Bergamino di Bufala is a roughly four-pound square, resembling a thick Taleggio in shape. The rind is thin and edible, but cut it away if you don’t like the taste. The interior is off-white to pale ivory with many tiny openings, a moist texture and a faint mushroom aroma. The flavor is milky, sweet and delicate, with bright acidity in the finish. The importer estimates that it’s only matured for three to four weeks, and it isn’t intended for keeping. Its subtlety calls for a light- to medium-bodied white wine, like a Gavi or Pinot Grigio.

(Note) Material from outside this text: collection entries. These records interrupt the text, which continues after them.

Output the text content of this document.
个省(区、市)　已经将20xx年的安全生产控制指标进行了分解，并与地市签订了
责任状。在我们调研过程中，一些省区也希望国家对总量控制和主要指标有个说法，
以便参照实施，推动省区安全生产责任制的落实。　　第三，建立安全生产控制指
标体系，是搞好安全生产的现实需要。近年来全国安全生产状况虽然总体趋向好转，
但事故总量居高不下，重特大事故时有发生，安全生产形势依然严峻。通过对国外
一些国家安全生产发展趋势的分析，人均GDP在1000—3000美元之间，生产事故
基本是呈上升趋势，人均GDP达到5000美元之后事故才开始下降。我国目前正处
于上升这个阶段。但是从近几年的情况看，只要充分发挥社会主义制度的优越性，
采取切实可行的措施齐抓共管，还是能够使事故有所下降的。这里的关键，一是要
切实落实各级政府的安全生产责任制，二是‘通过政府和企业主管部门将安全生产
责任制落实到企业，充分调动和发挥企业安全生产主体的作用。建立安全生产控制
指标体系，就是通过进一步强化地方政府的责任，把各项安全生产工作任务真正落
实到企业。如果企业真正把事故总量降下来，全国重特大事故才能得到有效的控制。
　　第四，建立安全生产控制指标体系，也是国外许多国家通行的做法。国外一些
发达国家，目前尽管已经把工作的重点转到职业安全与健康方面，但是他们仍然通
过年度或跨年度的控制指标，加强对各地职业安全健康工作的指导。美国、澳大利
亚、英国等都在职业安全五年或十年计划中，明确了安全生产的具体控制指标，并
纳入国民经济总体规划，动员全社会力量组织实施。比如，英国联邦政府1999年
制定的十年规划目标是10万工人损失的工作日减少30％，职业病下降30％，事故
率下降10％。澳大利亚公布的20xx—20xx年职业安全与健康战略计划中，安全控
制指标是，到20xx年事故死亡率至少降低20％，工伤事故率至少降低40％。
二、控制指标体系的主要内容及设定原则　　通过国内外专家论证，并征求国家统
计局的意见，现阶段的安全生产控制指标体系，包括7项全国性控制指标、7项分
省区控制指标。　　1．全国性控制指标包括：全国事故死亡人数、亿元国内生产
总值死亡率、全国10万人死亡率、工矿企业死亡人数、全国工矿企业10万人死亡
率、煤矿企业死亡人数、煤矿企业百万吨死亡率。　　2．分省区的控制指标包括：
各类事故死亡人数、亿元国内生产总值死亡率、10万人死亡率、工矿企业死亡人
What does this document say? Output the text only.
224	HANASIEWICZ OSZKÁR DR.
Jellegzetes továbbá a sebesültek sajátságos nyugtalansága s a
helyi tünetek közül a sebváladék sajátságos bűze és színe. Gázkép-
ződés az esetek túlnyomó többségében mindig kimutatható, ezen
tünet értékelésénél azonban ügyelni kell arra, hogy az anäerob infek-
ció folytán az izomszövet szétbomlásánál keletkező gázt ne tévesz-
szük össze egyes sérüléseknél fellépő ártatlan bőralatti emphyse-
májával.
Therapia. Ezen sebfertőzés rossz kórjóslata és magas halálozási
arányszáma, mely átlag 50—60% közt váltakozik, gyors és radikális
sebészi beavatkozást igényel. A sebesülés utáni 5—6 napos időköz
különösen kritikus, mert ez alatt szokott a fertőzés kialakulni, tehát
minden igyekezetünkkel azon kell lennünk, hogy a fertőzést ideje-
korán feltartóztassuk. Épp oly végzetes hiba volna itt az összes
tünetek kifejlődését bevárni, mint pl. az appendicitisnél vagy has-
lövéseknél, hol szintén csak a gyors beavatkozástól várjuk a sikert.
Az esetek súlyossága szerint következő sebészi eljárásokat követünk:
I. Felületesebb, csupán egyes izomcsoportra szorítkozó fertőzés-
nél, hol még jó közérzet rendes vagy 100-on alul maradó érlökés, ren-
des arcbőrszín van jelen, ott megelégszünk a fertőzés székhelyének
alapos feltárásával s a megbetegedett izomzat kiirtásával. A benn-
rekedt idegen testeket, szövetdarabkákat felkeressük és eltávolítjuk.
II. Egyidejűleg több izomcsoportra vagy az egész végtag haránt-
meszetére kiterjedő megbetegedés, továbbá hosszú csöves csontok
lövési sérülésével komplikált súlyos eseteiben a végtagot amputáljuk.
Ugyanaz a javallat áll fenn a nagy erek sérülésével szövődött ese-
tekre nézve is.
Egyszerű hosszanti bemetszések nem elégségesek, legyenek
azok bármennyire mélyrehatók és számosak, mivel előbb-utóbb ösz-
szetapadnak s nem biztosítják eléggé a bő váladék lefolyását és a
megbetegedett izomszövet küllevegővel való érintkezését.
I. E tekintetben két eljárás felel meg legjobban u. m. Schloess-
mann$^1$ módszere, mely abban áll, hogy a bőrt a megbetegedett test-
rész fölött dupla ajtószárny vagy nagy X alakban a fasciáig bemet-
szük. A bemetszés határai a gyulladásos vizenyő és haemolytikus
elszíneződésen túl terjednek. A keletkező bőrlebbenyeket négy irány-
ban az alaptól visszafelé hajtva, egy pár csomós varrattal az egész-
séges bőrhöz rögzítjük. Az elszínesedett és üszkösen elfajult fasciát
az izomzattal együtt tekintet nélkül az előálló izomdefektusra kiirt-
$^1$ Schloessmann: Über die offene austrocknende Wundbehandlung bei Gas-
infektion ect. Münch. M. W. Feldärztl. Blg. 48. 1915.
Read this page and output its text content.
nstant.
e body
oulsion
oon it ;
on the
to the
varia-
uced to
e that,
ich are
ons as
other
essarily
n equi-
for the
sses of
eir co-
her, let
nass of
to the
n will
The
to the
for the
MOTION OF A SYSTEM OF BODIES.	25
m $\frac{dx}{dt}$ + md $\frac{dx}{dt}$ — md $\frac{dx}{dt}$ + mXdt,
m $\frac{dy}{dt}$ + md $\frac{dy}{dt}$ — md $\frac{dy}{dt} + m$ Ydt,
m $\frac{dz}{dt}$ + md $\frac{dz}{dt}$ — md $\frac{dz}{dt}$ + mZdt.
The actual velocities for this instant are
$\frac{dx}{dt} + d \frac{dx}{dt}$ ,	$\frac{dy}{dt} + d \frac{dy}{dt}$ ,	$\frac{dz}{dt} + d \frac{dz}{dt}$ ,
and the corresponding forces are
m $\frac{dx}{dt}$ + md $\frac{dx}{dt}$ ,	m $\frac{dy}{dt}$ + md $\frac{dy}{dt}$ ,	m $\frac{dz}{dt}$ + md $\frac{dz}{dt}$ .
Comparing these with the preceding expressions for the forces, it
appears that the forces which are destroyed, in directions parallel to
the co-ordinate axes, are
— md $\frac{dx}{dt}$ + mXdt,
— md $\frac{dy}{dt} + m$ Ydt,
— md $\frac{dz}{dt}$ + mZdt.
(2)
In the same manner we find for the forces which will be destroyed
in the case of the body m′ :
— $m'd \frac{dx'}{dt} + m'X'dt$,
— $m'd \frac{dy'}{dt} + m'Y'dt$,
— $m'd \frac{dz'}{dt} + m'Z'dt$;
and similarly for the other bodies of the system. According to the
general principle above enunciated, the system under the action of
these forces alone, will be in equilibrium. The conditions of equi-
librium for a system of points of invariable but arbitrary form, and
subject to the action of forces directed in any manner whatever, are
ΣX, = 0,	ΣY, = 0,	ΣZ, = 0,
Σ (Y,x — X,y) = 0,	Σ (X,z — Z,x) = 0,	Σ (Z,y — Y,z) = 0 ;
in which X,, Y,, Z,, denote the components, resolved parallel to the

Currently, Northern California Whole Foods have snapped up almost all of the supply for a regional promotion. I purchased some at Sunshine Foods in St. Helena at $26.99 a pound, but you may not find the cheese elsewhere until the Whole Foods promotion ends.

Olives in the Hot Seat


Although I keep my olives in the refrigerator, I never serve them cold. A gentle warming in olive oil heightens their flavor and gives me the chance to add seasonings, like crushed fennel seed, oregano or sliced garlic. Warm green olives with aged cheese, like Vella Dry Jack or Manchego, is one of the simplest appetizers you can make. You’ll find the recipe on my web site, along with several other winter favorites. To drink? Fino sherry for me—preferably straight from the fridge.